Circular Polarization for Satellite Radio

Working with amateur radio satellites introduces a unique set of challenges compared to terrestrial communication. While you can use simple vertical or horizontal antennas, circular polarization (CP) is the gold standard for several technical reasons.

1. The Faraday Rotation Effect

When a radio signal passes through the Earth’s ionosphere, its polarization plane rotates due to the interaction with the Earth’s magnetic field and free electrons. This is known as Faraday Rotation.

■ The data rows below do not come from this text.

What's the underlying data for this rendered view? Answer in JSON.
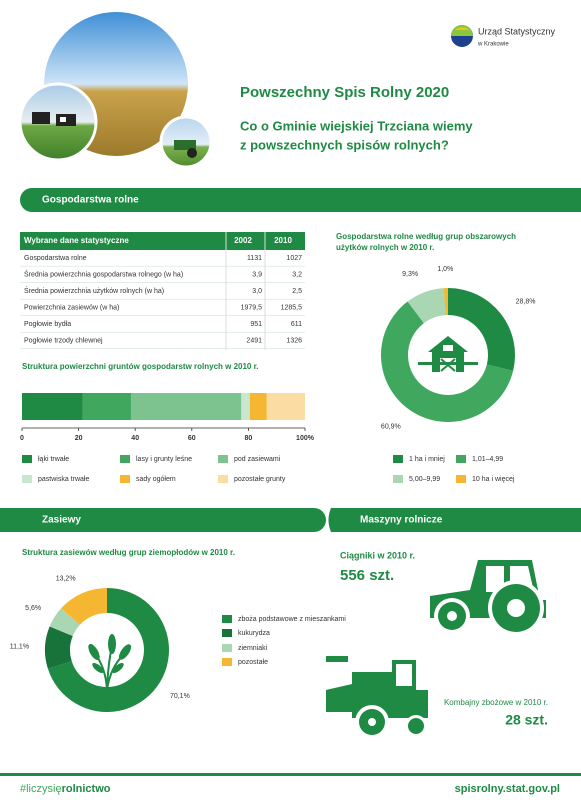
{
  "header": {
    "logo": [
      "Urząd Statystyczny",
      "w Krakowie"
    ],
    "title": "Powszechny Spis Rolny 2020",
    "subtitle": [
      "Co o Gminie wiejskiej Trzciana wiemy",
      "z powszechnych spisów rolnych?"
    ]
  },
  "sections": {
    "farms": "Gospodarstwa rolne",
    "crops": "Zasiewy",
    "machines": "Maszyny rolnicze"
  },
  "table": {
    "header": [
      "Wybrane dane statystyczne",
      "2002",
      "2010"
    ],
    "rows": [
      [
        "Gospodarstwa rolne",
        "1131",
        "1027"
      ],
      [
        "Średnia powierzchnia gospodarstwa rolnego (w ha)",
        "3,9",
        "3,2"
      ],
      [
        "Średnia powierzchnia użytków rolnych (w ha)",
        "3,0",
        "2,5"
      ],
      [
        "Powierzchnia zasiewów (w ha)",
        "1979,5",
        "1285,5"
      ],
      [
        "Pogłowie bydła",
        "951",
        "611"
      ],
      [
        "Pogłowie trzody chlewnej",
        "2491",
        "1326"
      ]
    ]
  },
  "chart_data": [
    {
      "type": "pie",
      "donut": true,
      "title": [
        "Gospodarstwa rolne według grup obszarowych",
        "użytków rolnych w 2010 r."
      ],
      "categories": [
        "1 ha i mniej",
        "1,01–4,99",
        "5,00–9,99",
        "10 ha i więcej"
      ],
      "values": [
        28.8,
        60.9,
        9.3,
        1.0
      ],
      "value_labels": [
        "28,8%",
        "60,9%",
        "9,3%",
        "1,0%"
      ],
      "colors": [
        "#1e8a44",
        "#3fa85e",
        "#a9d6b3",
        "#f5b731"
      ]
    },
    {
      "type": "bar",
      "stacked": true,
      "orientation": "horizontal",
      "title": "Struktura powierzchni gruntów gospodarstw rolnych w 2010 r.",
      "series": [
        {
          "name": "łąki trwałe",
          "color": "#1e8a44",
          "values": [
            21.5
          ]
        },
        {
          "name": "lasy i grunty leśne",
          "color": "#3fa85e",
          "values": [
            17
          ]
        },
        {
          "name": "pod zasiewami",
          "color": "#7cc38f",
          "values": [
            39
          ]
        },
        {
          "name": "pastwiska trwałe",
          "color": "#c9e6cf",
          "values": [
            3
          ]
        },
        {
          "name": "sady ogółem",
          "color": "#f5b731",
          "values": [
            6
          ]
        },
        {
          "name": "pozostałe grunty",
          "color": "#fbdca3",
          "values": [
            13.5
          ]
        }
      ],
      "xlim": [
        0,
        100
      ],
      "xticks": [
        0,
        20,
        40,
        60,
        80,
        {
          "value": 100,
          "label": "100%"
        }
      ]
    },
    {
      "type": "pie",
      "donut": true,
      "title": [
        "Struktura zasiewów według grup ziemopłodów w 2010 r."
      ],
      "categories": [
        "zboża podstawowe z mieszankami",
        "kukurydza",
        "ziemniaki",
        "pozostałe"
      ],
      "values": [
        70.1,
        11.1,
        5.6,
        13.2
      ],
      "value_labels": [
        "70,1%",
        "11,1%",
        "5,6%",
        "13,2%"
      ],
      "colors": [
        "#1e8a44",
        "#17733a",
        "#a9d6b3",
        "#f5b731"
      ]
    }
  ],
  "machines": {
    "tractors": {
      "label": "Ciągniki w 2010 r.",
      "count": "556 szt."
    },
    "combines": {
      "label": "Kombajny zbożowe w 2010 r.",
      "count": "28 szt."
    }
  },
  "footer": {
    "hashtag": [
      "#liczysię",
      "rolnictwo"
    ],
    "url": "spisrolny.stat.gov.pl"
  }
}
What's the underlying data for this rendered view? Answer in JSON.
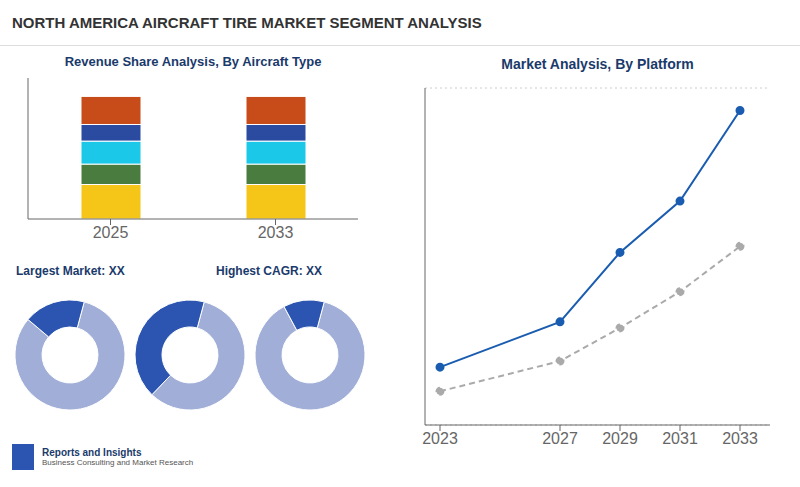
{
  "title": "NORTH AMERICA AIRCRAFT TIRE MARKET SEGMENT ANALYSIS",
  "annotations": [
    "Largest Market: XX",
    "Highest CAGR: XX",
    "Reports and Insights",
    "Business Consulting and Market Research"
  ],
  "chart_data": [
    {
      "type": "bar",
      "title": "Revenue Share Analysis, By Aircraft Type",
      "categories": [
        "2025",
        "2033"
      ],
      "stacked": true,
      "ylim": [
        0,
        1.15
      ],
      "yticks": [],
      "tick_labels": "x",
      "series": [
        {
          "color": "#f5c518",
          "values": [
            0.28125,
            0.28125
          ]
        },
        {
          "color": "#4a7c3f",
          "values": [
            0.16666666666666666,
            0.16666666666666666
          ]
        },
        {
          "color": "#1bc8e8",
          "values": [
            0.1875,
            0.1875
          ]
        },
        {
          "color": "#2b4ba0",
          "values": [
            0.13541666666666666,
            0.13541666666666666
          ]
        },
        {
          "color": "#c84b1a",
          "values": [
            0.22916666666666666,
            0.22916666666666666
          ]
        }
      ]
    },
    {
      "type": "donut",
      "values": [
        0.82,
        0.18
      ],
      "colors": [
        "#a0aed8",
        "#2b55b0"
      ]
    },
    {
      "type": "donut",
      "values": [
        0.58,
        0.42
      ],
      "colors": [
        "#a0aed8",
        "#2b55b0"
      ]
    },
    {
      "type": "donut",
      "values": [
        0.88,
        0.12
      ],
      "colors": [
        "#a0aed8",
        "#2b55b0"
      ]
    },
    {
      "type": "line",
      "title": "Market Analysis, By Platform",
      "x": [
        2023,
        2027,
        2029,
        2031,
        2033
      ],
      "xlim": [
        2022.5,
        2034
      ],
      "xticks": [
        2023,
        2027,
        2029,
        2031,
        2033
      ],
      "ylim": [
        1.084,
        12.244
      ],
      "yticks": [
        1.549,
        3.3005,
        5.052,
        6.8035,
        8.555,
        10.3065,
        12.058
      ],
      "grid": true,
      "tick_labels": "x",
      "series": [
        {
          "color": "#1a5cb0",
          "line_style": "solid",
          "marker": "circle",
          "values": [
            3.0,
            4.5,
            6.8,
            8.5,
            11.5
          ]
        },
        {
          "color": "#aaaaaa",
          "line_style": "dashed",
          "marker": "circle",
          "values": [
            2.2,
            3.2,
            4.3,
            5.5,
            7.0
          ]
        }
      ]
    }
  ]
}
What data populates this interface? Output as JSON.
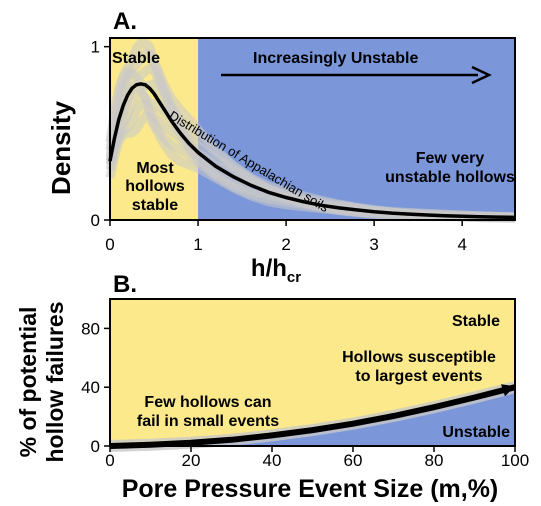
{
  "colors": {
    "stable": "#fbe98c",
    "unstable": "#7b97d9",
    "curve": "#000000",
    "spread": "#c8c8c8",
    "text": "#000000"
  },
  "chart_data": [
    {
      "panel": "A.",
      "type": "area",
      "xlabel_main": "h/h",
      "xlabel_sub": "cr",
      "ylabel": "Density",
      "xlim": [
        0,
        4.6
      ],
      "ylim": [
        0,
        1.05
      ],
      "xticks": [
        "0",
        "1",
        "2",
        "3",
        "4"
      ],
      "yticks": [
        "0",
        "1"
      ],
      "regions": [
        {
          "name": "Stable",
          "from": 0,
          "to": 1
        },
        {
          "name": "Increasingly Unstable",
          "from": 1,
          "to": 4.6
        }
      ],
      "series": [
        {
          "name": "Distribution of Appalachian soils",
          "x": [
            0,
            0.05,
            0.1,
            0.15,
            0.2,
            0.25,
            0.3,
            0.35,
            0.4,
            0.45,
            0.5,
            0.6,
            0.7,
            0.8,
            0.9,
            1.0,
            1.2,
            1.4,
            1.6,
            1.8,
            2.0,
            2.2,
            2.4,
            2.6,
            2.8,
            3.0,
            3.2,
            3.4,
            3.6,
            3.8,
            4.0,
            4.2,
            4.4,
            4.6
          ],
          "y": [
            0.34,
            0.47,
            0.58,
            0.66,
            0.72,
            0.76,
            0.78,
            0.785,
            0.78,
            0.76,
            0.73,
            0.65,
            0.57,
            0.5,
            0.44,
            0.39,
            0.31,
            0.25,
            0.2,
            0.16,
            0.13,
            0.105,
            0.085,
            0.07,
            0.058,
            0.048,
            0.04,
            0.034,
            0.029,
            0.025,
            0.022,
            0.019,
            0.017,
            0.015
          ]
        }
      ],
      "annotations": {
        "stable": "Stable",
        "unstable_arrow": "Increasingly Unstable",
        "most_stable_1": "Most",
        "most_stable_2": "hollows",
        "most_stable_3": "stable",
        "few_unstable_1": "Few very",
        "few_unstable_2": "unstable hollows",
        "curve_label": "Distribution of Appalachian soils"
      }
    },
    {
      "panel": "B.",
      "type": "area",
      "xlabel": "Pore Pressure Event Size (m,%)",
      "ylabel_1": "% of potential",
      "ylabel_2": "hollow failures",
      "xlim": [
        0,
        100
      ],
      "ylim": [
        0,
        100
      ],
      "xticks": [
        "0",
        "20",
        "40",
        "60",
        "80",
        "100"
      ],
      "yticks": [
        "0",
        "40",
        "80"
      ],
      "series": [
        {
          "name": "boundary",
          "x": [
            0,
            10,
            20,
            30,
            40,
            50,
            60,
            70,
            80,
            90,
            100
          ],
          "y": [
            0,
            0.8,
            2.2,
            4.2,
            7.2,
            10.8,
            15.2,
            20.4,
            26.4,
            33,
            40
          ]
        }
      ],
      "annotations": {
        "stable": "Stable",
        "unstable": "Unstable",
        "susceptible_1": "Hollows susceptible",
        "susceptible_2": "to largest events",
        "few_1": "Few hollows can",
        "few_2": "fail in small events"
      }
    }
  ]
}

If you use a fixed linear antenna (like a vertical whip) and the signal’s polarization rotates to become horizontal by the time it reaches you, you will experience a polarization mismatch. This can lead to a signal loss of up to 20 dB or more—effectively making the satellite signal disappear. Circularly polarized antennas are immune to this because the “corkscrew” shape of the wave allows it to be captured regardless of how it has rotated.


2. Satellite Tumbling and Spin

Most amateur satellites (especially CubeSats) are not perfectly stabilized in space. They often tumble or spin as they orbit.

  • If the satellite is spinning and using a linear antenna, the polarization is constantly changing from your perspective.
  • Using a CP antenna on the ground ensures a constant signal strength, preventing the rapid “pumping” or fading (QSB) that occurs as the satellite rotates.

3. The “Cross-Polarization” Penalty

In radio communications, the loss between two antennas with different polarizations is significant.

TransmitterReceiverTheoretical Loss
VerticalVertical0 dB
VerticalHorizontal20+ dB (Significant)
CircularCircular0 dB (If same sense)
CircularLinear3 dB (Minimal)

By using circular polarization, you accept a tiny, constant 3 dB loss when talking to a linear satellite antenna, but you avoid the massive 20 dB drops that happen when polarizations cross at 90° angles.


4. RHCP vs. LHCP

It is important to note that circular polarization has “handedness”:

  • RHCP: Right-Hand Circular Polarization
  • LHCP: Left-Hand Circular Polarization

For most amateur satellite work, RHCP is the standard. However, some high-gain systems allow you to switch between the two. This is because every time a CP signal reflects off a surface (like a parabolic dish), its “handedness” reverses.

Common CP Antenna Types for Hams:

  • Crossed Yagi: Two Yagi antennas mounted on the same boom, one vertical and one horizontal, fed 90° out of phase.
  • Quadrifilar Helix (QFH): A popular omnidirectional choice for weather satellites (NOAA) and LEO (Low Earth Orbit) hams.
  • Helical Antenna: Usually used for higher frequencies like the 2.4 GHz downlink on QO-100.